Читаем Проводник электричества полностью

Кощунственная до невыносимости — до невозможности принять такое композиторским нутром — теория, построенная Левой, носила староверческий, раскольничий, реакционный и, если можно так сказать, «экологический» характер: он знал, что в «воздухе», в природе существует натуральный тон, тон-основание, и этот тон, «как камень, брошенный в водичку», «как океанский вал, катящийся от горизонта», имеет целую галактику обертонов с головоломно сложной, малодоступной, превосходящей человеческое разумение структурой; он знал, что три столетия назад изобрели «насильственную» темперацию, то есть отказались от неравных интервалов, «руководствуясь идеями контроля, комфорта и манипуляции», и звукоряд стал нищенски дискретным и столь же близким к изначальной музыкальной истине, как хитроумная система ирригации по отношению к величавой прорве ничем не сдержанной, не скованной воды.

«Поверь, меня нисколько не заботит моральная оценка, так сказать, того, что совершилось триста лет назад, там хорошо свершившееся или плохо, — он говорил, бодая Эдисона своим обрывистым ужасным лбом, — меня заботит только истина, беспримесная, голая, будто щепотка пепла в крематории, и эта истина есть то, что вся без исключения музыка от Монтеверди до тебя есть результат нелепой, маленькой ошибки, совершенной по отношению к исходным выкладкам природы, по отношению к тому, что мироздание само, без нашего участия, до нашего вмешательства помыслило о звуке.
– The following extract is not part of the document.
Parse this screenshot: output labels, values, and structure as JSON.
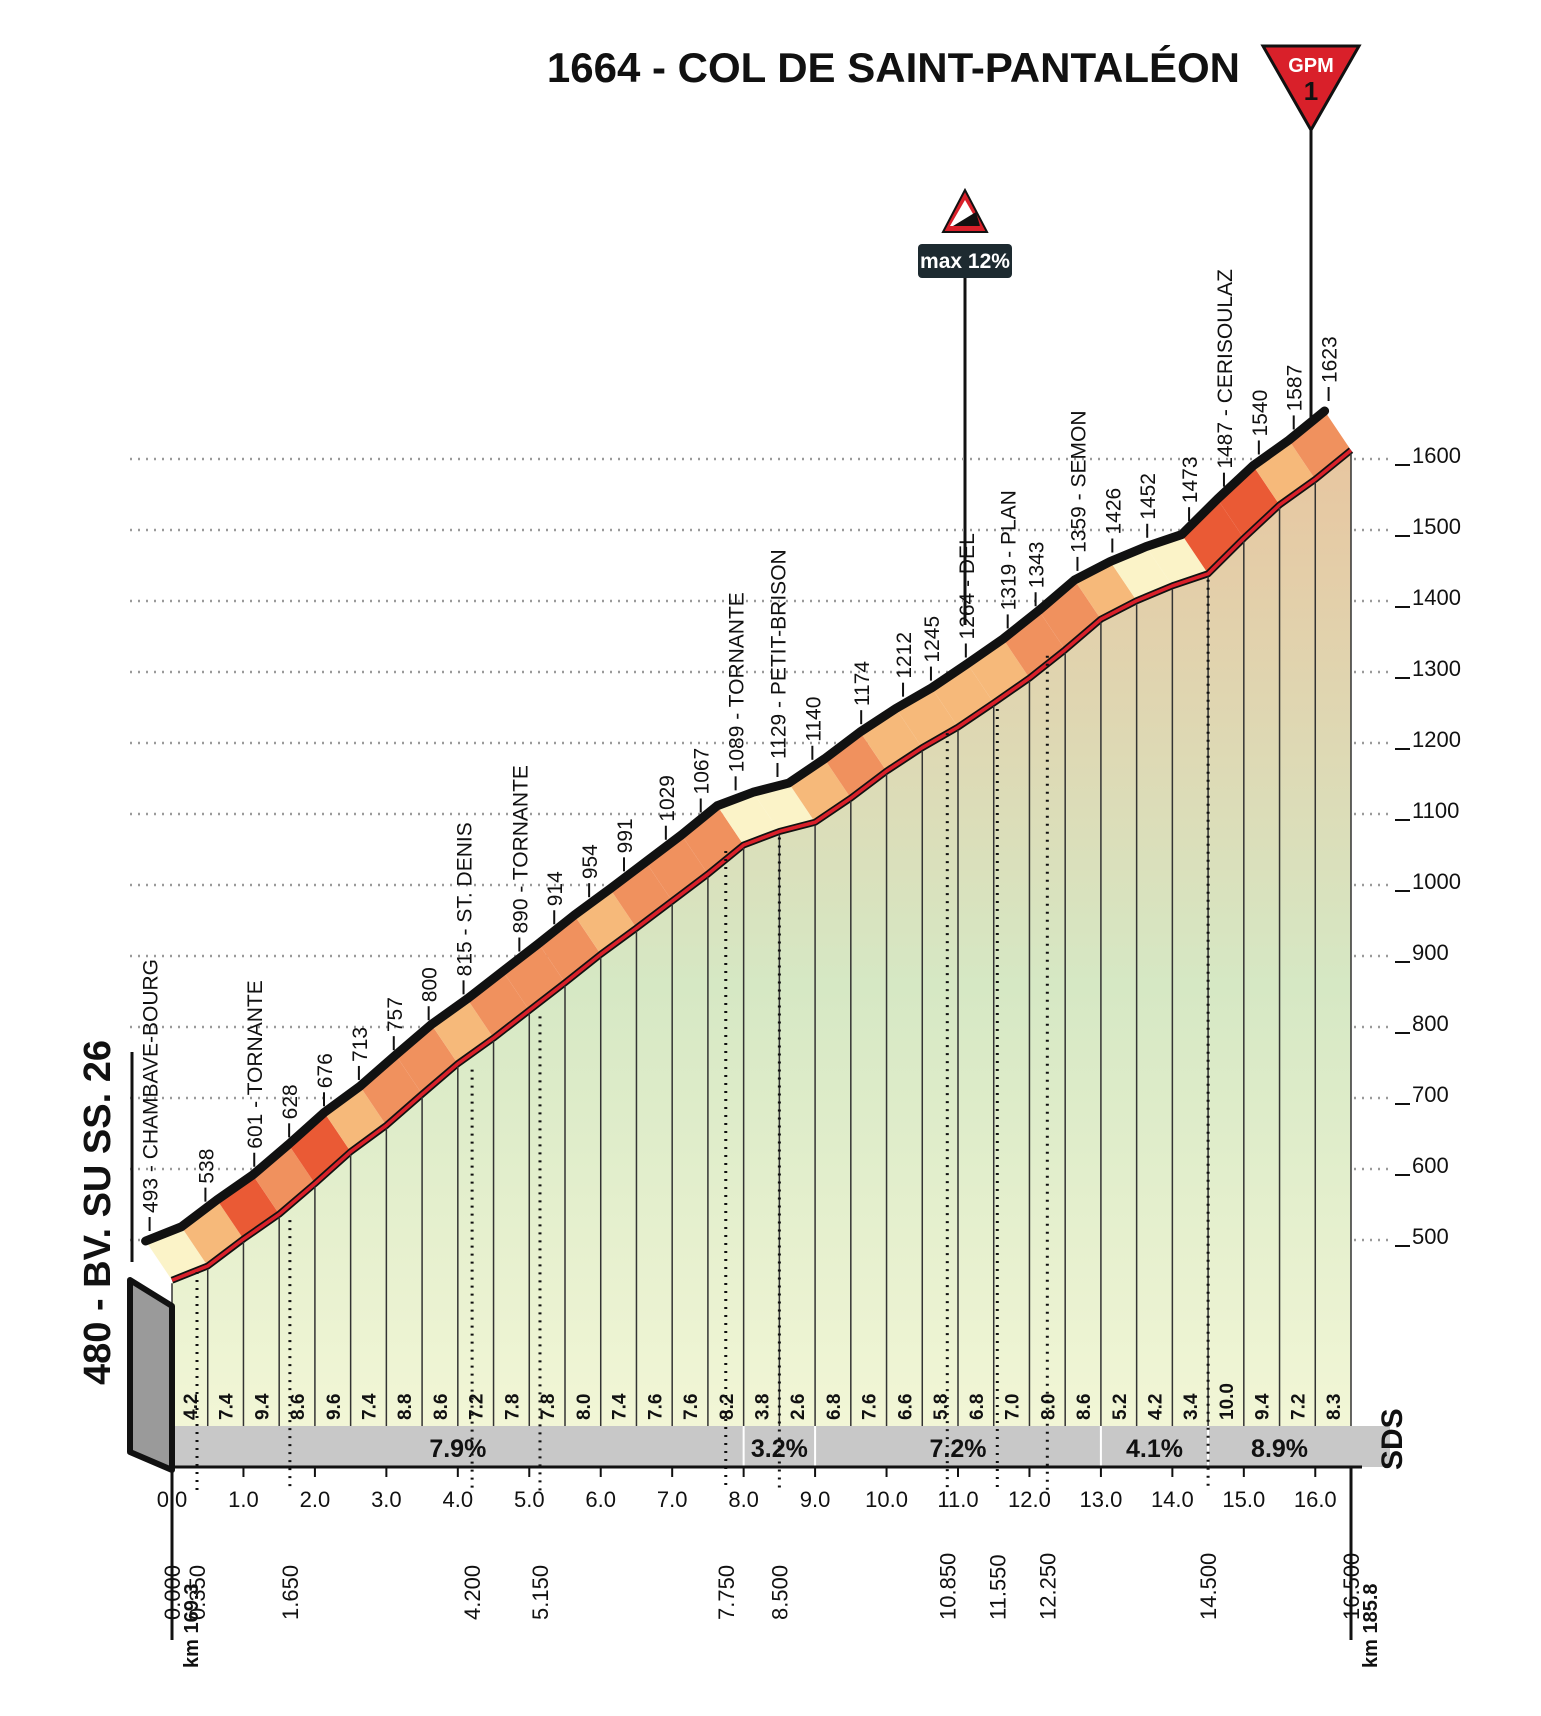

Вы, люди музыки, в известным смысле обокрали самих себя… не буду спорить, что в результате этой кражи были созданы громады месс, кантат, симфоний и концертов, что гений Баха, Гайдна, Моцарта работал в рамках равномерной темперации, но не уместно ли нам будет полагать, что эти гайдновские замки возникли вследствие утраты свободно льющегося музыкального потока? И вот еще вопрос: является ли в самом деле произошедшая утрата навсегдашней и тут обратного движения быть не может?»

Надежду на восстановление изначальной непрерывности, на новое соединение с веществом первоистока он связывал маниакально с электроникой, которую самозабвенно, неустанно изобретал, выхаживал и пестовал. Назначив Эдисона своей лабораторной Белкой-и-Стрелкой, чуть не силком усаживал его «за весла» «на галеру» опытной модели синтезатора — расстреливать мишени основного тона; то дерзко, то смиренно-бережно притрагиваясь к клавишам машины, Камлаев в самом деле ставил мучительный эксперимент над собственной природой: все в нем ворочалось и обращалось против самого себя — весь собственный и унаследованный опыт слышания, привычка к жизни, проживаемой во власти над рабски повинующимся звуком, привычка строить звуки и вести их за собой, казнить и миловать, бросать на смерть и возвращать из черного небытия, привычка к праву на создание бесподобного, на утверждение своей волей нового порядка… от баб было гораздо легче отказаться, от курева, наверное, от иглы, чем поступиться этим правом, властью, даром.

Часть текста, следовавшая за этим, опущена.